Born in The Bronx, New York in 1929, Nicholas Krushenick studied painting at the Art Students League and the Hans Hofmann School of Fine Arts. After completing his training, Krushenick designed window displays and worked in the Framing Department of the Museum of Modern Art. From 1957 to 1962, the artist, along with his brother John, operated the now legendary Brata Gallery in Manhattan’s East Village. Brata displayed the works of many of the foremost artists of the day, including, among others: Ronald Bladen, Ed Clarke, Al Held, Yayoi Kusama, and George Sugarman.

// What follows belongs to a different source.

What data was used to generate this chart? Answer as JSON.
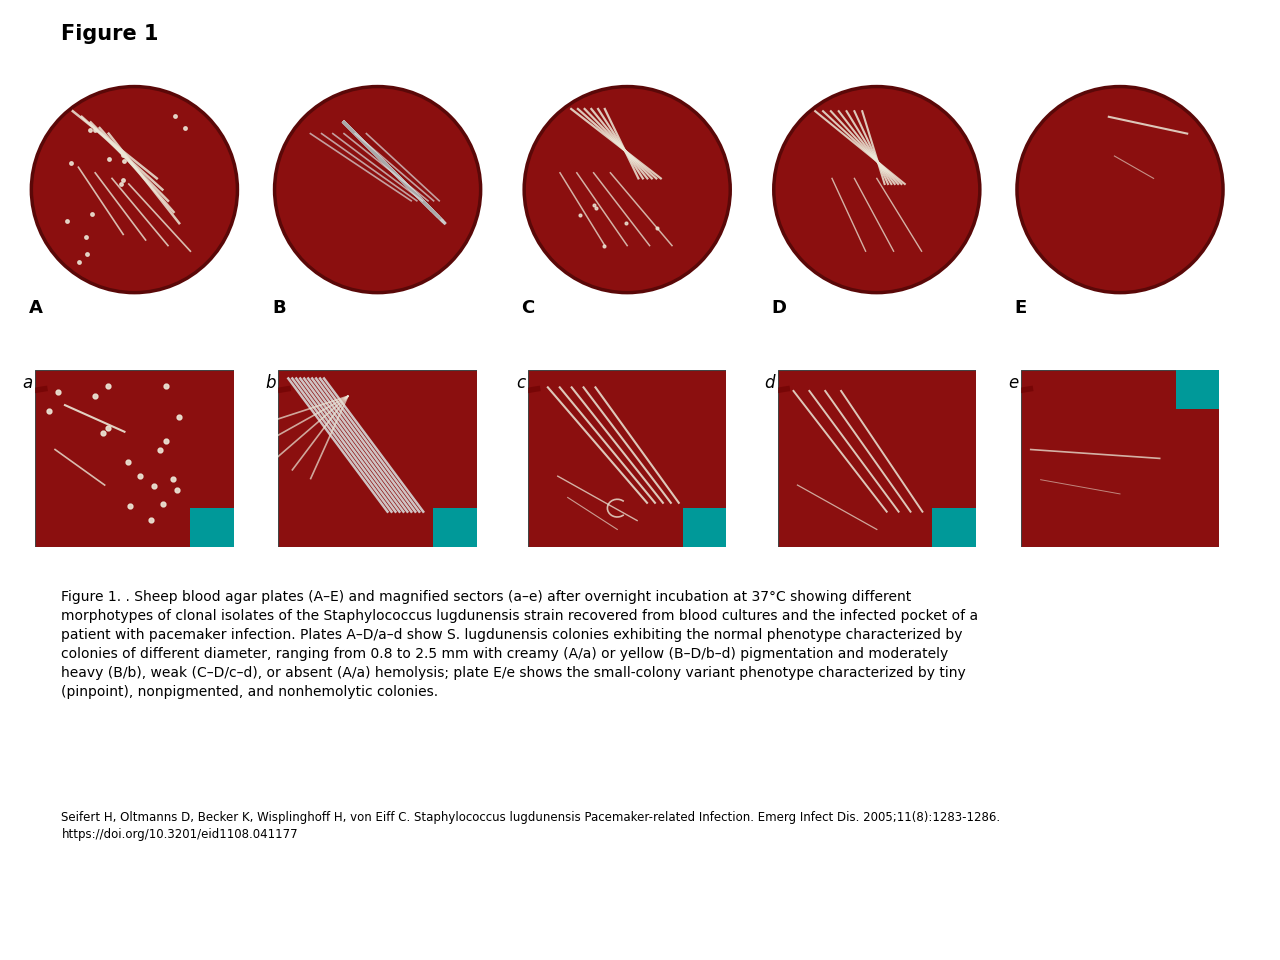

During the 1960s and 1970s, Krushenick had solo exhibitions at many of the most influential and prestigious galleries, including: Graham Gallery (1958, 1962, 1964, New York), Fischbach Gallery (1965, New York), Galerie Sonnabend (1967, Paris), Galerie Ziegler (1969, Zürich), Galerie Beyeler (1971, Basel), and The Pace Gallery (1967, 1969, 1972, New York). During this period, his work also figured prominently in many landmark museum exhibitions, such as Post Painterly Abstraction (1964, Los Angeles County Museum of Art), Vormen van de Kleur (1964, Stedelijk Museum), Systemic Painting (1965, Solomon R. Guggenheim Museum), and Documenta 4 (1968, Fredericianum), among others. In 1968, the Walker Art Center mounted a retrospective exhibition of Krushenick’s work. His first European retrospective came four years later, in 1972, at the Kestner-Gesellschaft in Hannover, Germany.

Gary Snyder Gallery is pleased to represent The Estate of Nicholas Krushenick.